Rating:  Summary: Challenging but worthwhile! Review: The "Hog" is a timely, lighthearted prod in a serious direction. Spiritual issues and dimensions are explored within the context of the present age with prophetic emphasis on the "end times". The Hog takes us on a metaphorical, allegorical and literal journey of discovery. Its playfulness is counterbalanced by brain stretching linguistic convolutions, twisting the mind into new unfamiliar patterns or painful contortions, depending on how you experience it. It seems to depend on the time of day! Challenging is a word that could be used here, but a worthwhile one that draws our attention to the looming crisis awaiting us on this path of self destruction - or is that transformation? In any case, the Hog is a colourful jaunt into other dimensions, giving us a sense that they really are just around the corner.

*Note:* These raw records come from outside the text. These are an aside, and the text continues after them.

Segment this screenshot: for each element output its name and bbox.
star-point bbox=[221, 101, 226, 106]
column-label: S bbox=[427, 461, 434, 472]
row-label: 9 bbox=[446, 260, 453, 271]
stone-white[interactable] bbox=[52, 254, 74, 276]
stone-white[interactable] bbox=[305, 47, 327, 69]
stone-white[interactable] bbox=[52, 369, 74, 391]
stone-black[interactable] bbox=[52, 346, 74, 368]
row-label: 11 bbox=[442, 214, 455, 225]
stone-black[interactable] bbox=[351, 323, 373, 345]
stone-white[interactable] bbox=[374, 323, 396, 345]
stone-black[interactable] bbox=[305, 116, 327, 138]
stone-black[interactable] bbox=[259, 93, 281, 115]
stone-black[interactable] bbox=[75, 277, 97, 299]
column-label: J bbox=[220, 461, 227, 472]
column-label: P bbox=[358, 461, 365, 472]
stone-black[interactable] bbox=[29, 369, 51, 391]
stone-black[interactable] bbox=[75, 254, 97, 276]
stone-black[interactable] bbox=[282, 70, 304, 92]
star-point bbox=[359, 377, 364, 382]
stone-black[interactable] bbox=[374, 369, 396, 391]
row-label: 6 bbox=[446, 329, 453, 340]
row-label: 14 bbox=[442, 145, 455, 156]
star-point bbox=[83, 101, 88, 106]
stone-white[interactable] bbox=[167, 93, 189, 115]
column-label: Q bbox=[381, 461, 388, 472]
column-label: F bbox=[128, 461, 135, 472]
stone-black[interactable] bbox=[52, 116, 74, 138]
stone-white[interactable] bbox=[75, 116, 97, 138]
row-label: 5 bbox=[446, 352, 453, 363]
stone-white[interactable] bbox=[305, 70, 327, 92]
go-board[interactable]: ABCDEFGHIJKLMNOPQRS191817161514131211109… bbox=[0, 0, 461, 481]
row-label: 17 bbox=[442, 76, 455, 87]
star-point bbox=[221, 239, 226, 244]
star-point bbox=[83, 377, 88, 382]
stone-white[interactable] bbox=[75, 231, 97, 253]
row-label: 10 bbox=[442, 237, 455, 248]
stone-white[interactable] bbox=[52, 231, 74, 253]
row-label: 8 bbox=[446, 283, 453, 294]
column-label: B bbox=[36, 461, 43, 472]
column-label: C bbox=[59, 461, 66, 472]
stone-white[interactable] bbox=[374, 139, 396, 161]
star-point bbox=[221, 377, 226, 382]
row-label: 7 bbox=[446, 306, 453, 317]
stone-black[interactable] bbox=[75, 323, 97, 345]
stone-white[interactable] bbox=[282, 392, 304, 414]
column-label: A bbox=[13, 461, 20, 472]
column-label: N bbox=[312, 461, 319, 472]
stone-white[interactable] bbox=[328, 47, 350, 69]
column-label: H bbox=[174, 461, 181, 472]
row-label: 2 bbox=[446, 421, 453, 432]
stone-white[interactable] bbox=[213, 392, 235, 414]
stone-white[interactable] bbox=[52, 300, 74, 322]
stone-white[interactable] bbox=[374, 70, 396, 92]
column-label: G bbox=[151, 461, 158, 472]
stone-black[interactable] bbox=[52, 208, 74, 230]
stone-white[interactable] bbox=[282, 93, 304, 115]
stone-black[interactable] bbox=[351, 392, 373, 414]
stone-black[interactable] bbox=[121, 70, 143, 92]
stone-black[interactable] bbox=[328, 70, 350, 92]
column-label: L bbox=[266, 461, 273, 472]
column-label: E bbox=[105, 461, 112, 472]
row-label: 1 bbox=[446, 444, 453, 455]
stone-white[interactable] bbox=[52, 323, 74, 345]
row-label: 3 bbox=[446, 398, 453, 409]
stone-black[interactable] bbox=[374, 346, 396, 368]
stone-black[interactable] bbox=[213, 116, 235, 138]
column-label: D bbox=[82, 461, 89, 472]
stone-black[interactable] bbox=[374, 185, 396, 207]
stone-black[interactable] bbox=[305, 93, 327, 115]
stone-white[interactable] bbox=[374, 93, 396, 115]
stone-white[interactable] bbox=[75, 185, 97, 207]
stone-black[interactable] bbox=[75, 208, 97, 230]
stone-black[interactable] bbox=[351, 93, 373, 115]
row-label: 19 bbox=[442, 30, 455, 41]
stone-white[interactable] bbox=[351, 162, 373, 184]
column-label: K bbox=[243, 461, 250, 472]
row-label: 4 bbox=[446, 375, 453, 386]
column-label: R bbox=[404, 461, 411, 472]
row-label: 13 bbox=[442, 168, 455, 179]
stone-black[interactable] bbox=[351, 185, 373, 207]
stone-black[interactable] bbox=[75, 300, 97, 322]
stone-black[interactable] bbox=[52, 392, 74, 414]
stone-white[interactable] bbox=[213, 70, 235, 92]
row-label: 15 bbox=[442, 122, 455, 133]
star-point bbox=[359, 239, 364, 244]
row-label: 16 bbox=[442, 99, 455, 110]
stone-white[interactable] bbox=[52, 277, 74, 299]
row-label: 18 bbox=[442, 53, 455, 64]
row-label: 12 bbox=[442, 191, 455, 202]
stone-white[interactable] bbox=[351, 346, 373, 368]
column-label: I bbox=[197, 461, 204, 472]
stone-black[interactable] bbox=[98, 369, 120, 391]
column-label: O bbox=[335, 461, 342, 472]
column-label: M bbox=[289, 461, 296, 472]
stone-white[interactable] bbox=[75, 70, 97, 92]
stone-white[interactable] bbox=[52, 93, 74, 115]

Rating:  Summary: Buy This Now Review: The possibilities and probabilities of porcine aviation, long the sphere of philosophical questioning, and doubted by only the most literal of the literally minded, are here exppressed in fairy-tale form. With the intention of introducing us to 'a bit more' of our organically unfathomable selves, via a flight through the cosmos, the hog mysteriously manages to encourage us to 'try, try, try and trust how wihin you already fly'. Much as Alice followed the rabbit, and Carlitos struggled to follow Don Juan, so the teller of this tale obeys the hog's injunction to 'follow me' and scrambles after it on an adventurous and possibly salvific flight through the cosmos. In like manner, we the readers, earnestly strive to unravel Mitchell's narrative which twists itself ike an amoebic strip, flowing seamlessly to unite sets of opposites, to answer and provoke questions, to baffle and enlighten. Though the tale of the hog is shorter, and lighter to carry round the Gurdjieff's 'Beelzebub's Tales To His Grandson' Mitchell has that author's ability to muddle, befuddle, and charm his reader into a submissive agreement to grapple with the text, and through it with the unfathomable mysteries of 'Consciousness and Cosmos'. Very funny and highly recommended, buy two, because you will want one to give away.
Rating:  Summary: Beautiful descriptions, that's it Review: When I started reading this book, I was very interested in it -- I loved the author's writing style, and it really wrapped me into the story. This lasted for about 10 pages, at which point I started thinking, "When's he going to get to the point?" I stopped thinking of the writing as beautiful and started thinking of it as expositional filler, the words of someone writing so he can read his own words. I tried to stick with the book, thinking that eventually I'd find something interesting again, but I was disappointed. If you're at all curious about this book, I suggest you try interlibrary loan and save your cash.